雲緩緩用力的拽緊繡帕,笑意不變:“姐姐誤會了。不瞞姐姐,我曾多次對付容灼華,可都失敗了。這不是沒辦法了,才請姐姐幫忙的。”
“那個容灼華,交給我來對付。”暗月公子掩唇輕咳幾聲,陰冷的眸中閃爍著趣味。
沒人有意見,也沒誰敢有意見。
暗月公子:“你們姐妹倆盡快嫁給越王,這件事耽擱不得。若越王不願意娶你們,你們可用點手段。”

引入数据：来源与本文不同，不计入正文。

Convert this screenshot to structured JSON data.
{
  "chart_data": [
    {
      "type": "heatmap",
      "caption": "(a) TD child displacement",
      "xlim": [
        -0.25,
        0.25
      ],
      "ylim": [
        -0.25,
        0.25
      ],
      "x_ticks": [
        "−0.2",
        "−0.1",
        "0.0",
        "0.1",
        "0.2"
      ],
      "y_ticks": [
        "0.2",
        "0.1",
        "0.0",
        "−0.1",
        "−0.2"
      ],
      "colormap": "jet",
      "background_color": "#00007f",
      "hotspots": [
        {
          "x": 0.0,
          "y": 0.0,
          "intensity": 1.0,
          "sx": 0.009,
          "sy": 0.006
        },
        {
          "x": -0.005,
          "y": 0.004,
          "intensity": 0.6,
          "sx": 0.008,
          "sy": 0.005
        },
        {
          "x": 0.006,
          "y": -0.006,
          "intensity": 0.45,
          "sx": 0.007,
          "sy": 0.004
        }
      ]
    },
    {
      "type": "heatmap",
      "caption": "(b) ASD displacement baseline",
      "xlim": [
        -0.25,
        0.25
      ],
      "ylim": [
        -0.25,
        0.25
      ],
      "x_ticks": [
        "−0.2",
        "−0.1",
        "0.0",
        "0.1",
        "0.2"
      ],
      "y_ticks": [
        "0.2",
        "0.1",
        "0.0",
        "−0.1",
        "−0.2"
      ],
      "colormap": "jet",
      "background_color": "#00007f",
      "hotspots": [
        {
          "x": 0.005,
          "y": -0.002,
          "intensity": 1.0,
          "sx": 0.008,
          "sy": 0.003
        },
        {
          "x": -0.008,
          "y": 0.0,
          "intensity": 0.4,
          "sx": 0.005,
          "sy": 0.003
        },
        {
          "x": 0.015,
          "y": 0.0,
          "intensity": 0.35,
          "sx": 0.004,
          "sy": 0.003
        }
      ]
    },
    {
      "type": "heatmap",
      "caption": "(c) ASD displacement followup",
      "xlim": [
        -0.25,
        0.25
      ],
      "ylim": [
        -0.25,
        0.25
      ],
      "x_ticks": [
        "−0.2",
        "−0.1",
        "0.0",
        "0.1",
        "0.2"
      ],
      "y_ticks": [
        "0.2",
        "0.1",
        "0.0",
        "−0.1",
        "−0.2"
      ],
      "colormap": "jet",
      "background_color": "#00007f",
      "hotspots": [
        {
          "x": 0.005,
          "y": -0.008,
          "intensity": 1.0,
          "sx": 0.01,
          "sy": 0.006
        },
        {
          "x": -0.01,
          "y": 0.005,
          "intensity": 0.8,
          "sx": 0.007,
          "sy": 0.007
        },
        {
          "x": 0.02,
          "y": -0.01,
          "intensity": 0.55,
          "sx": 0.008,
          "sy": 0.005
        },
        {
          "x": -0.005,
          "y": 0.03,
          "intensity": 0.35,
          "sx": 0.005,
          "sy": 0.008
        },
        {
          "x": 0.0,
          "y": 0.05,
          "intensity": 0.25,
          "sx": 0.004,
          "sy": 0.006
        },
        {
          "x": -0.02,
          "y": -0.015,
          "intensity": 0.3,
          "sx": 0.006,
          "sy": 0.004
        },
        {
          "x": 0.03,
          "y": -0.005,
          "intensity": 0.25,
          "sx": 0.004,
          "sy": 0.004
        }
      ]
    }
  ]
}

他將一包藥粉放在了小桌上:“這會讓越王一輩子迷戀你們姐妹,永遠聽你們姐妹的話。”
雲緩緩的眼神噌的亮了起來,心裏的小算盤打得劈裏啪啦響。
……
容灼華帶著南雲剛到家門口,便被賀暢主仆幾人給攔住了。
“表妹。”賀暢行了一禮,擺出了自認為風流倜儻的姿勢來:“表妹這是出去玩了嗎?”
聽出他語氣裏的不讚同和不喜,容灼華懶得多搭理他,抬腳要進去。
又被賀暢給攔住了:“表妹,之前多有得罪,還請你原諒。”
他的眸底滿是陰狠和不滿,就是這個賤人,作為他未來的妻子,不乖乖聽他的話,還敢那樣對他。
等他得到了這賤人,看他怎麽折磨她。
容灼華用看螻蟻的眼神看他:“原諒?不如我將你賣到小倌倌裏,等你受盡了折磨,我再救你出來,到時候跟你說聲對不起。”
“我不是故意的,隻是想看看你這樣的人在小倌倌裏會如何罷了,沒有惡意的。”
賀暢怒指著她,用對待妻子的口吻說道:“混賬!容灼華,這是你的規矩?膽敢如此跟我說話!”
“給我滾回去抄寫一萬遍三從四德!從今日起,你不準邁出院落一步,好好的給我待嫁,等我過來迎娶你。要是被我知道,你再做了不守婦道的事,我打死你!”
‘啪’!
容灼華一耳光將他扇飛,滿目殺意:“賀暢,我最後警告你和賀家一次。若你們再將主意打到我或者我家身上,我會讓你們一家明白何為求生不得求死不能。”